Texte intégral
ARRET N°503
FV/KP
N° RG 21/03179 - N° Portalis DBV5-V-B7F-GMZW
[L]
C/
Société [Adresse 16]
Société [15]
Société [25]
S.A. [19]
Société [23]
S.A. [14]
Société [20]
[30]
RÉPUBLIQUE FRANÇAISE
AU NOM DU PEUPLE FRANÇAIS
COUR D'APPEL DE POITIERS
2ème Chambre Civile
ARRÊT DU 22 NOVEMBRE 2022
Numéro d'inscription au répertoire général : N° RG 21/03179 - N° Portalis DBV5-V-B7F-GMZW
Décision déférée à la Cour : jugement du 07 octobre 2021 rendu(e) par le Juge des contentieux de la protection des SABLES D'OLONNE.
APPELANTE :
Madame [P] [L]
[Adresse 26]
[Adresse 5]
[Localité 10]
Comparante
INTIMEES :
Société [Adresse 16]
[Adresse 1]
[Localité 11]
Non Comparante
Société [15]
Chez [17]
[Adresse 22]
[Localité 6]
Non Comparante
Société [25]
[Adresse 22]
[Localité 6]
Non Comparante
S.A. [19]
[Adresse 29]
[Localité 9]
Non Comparante
Société [23]
Chez [27]
[Adresse 2]
[Localité 4]
Non Comparante
S.A. [14]
[12]
[Adresse 13]
[Localité 7]
Non Comparante
Société [20]
[12]
[Adresse 13]
[Localité 7]
Non Comparante
[30]
[Adresse 3]
[Localité 8]
Non Comparant
COMPOSITION DE LA COUR :
En application des articles 907 et 786 du Code de Procédure Civile, l'affaire a été débattue le 26 Septembre 2022, en audience publique, les avocats ne s'y étant pas opposés, devant :
Monsieur Fabrice VETU, Conseiller
Ce magistrat a rendu compte des plaidoiries dans le délibéré de la Cour, composée de :
Monsieur Jean-Pierre FRANCO, Président
Monsieur Claude PASCOT, Président
Monsieur Fabrice VETU, Conseiller
GREFFIER, lors des débats : Madame Véronique DEDIEU,
ARRÊT :
- REPUTE CONTRADICTOIRE
- Prononcé publiquement par mise à disposition au greffe de la Cour, les parties ayant été préalablement avisées dans les conditions prévues au deuxième alinéa de l'article 450 du Code de procédure civile,
- Signé par Monsieur Jean-Pierre FRANCO, Président, et par Madame Véronique DEDIEU, Greffier auquel la minute de la décision a été remise par le magistrat signataire.
EXPOSÉ DU LITIGE
Par déclaration enregistrée le 17 août 2020 au secrétariat de la commission, Madame [P] [L] a demandé le traitement de sa situation d'endettement auprès de la [18] estimant que la cause principale du dépôt de son dossier de surendettement serait un abus de crédits lui permettant de faire face aux dépenses consécutives à une séparation et aux dépenses de santé de ses enfants (orthodontie).
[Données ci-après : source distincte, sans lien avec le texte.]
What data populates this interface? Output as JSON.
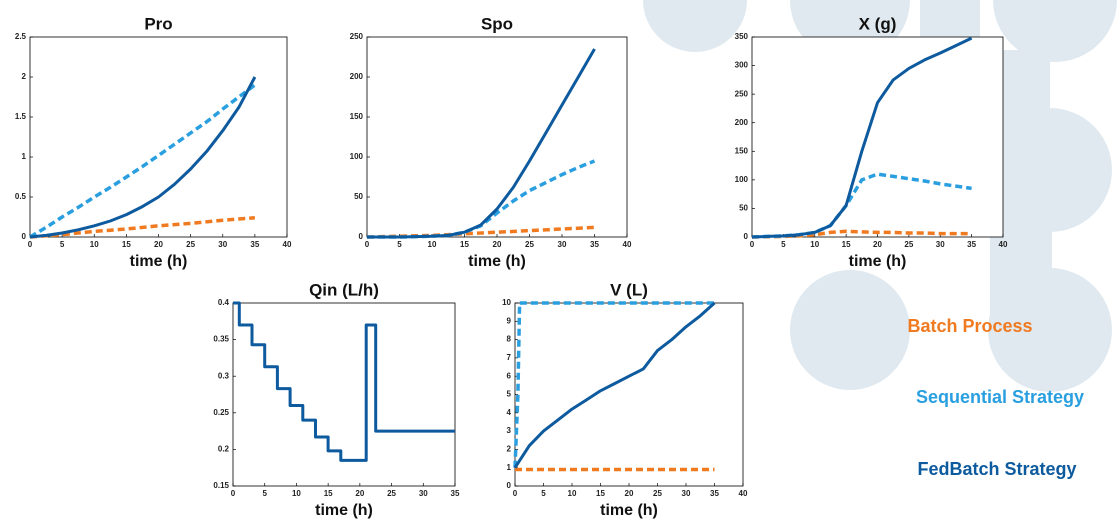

Sa demande a été déclarée recevable le 10 septembre 2022 et le 29 décembre 2020, la commission de surendettement des particuliers de la Vendée a adopté des mesures imposées prévoyant des mesures imposées de rééchelonnement des dettes sur une durée de 60 mois avec des échéances de 681 € au taux maximum de 0,84 %.
Les ressources retenues étaient de 3.116,26 €, les charges de 2.713,40 €, le minimum légal à laisser à disposition était de 1.712,53 € et la capacité de remboursement de 681 €, la capacité maximale (quotité saisissable des rémunérations), étant de 1.152,47 €.
La commission a retenu trois enfants à charge et a chiffré le montant global de l'endettement à la somme de 37.437,4 €.
Madame [P] [L] a contesté ces mesures par courrier du 12 janvier 2021 aux motifs que la mensualité de remboursement retenue était trop élevée.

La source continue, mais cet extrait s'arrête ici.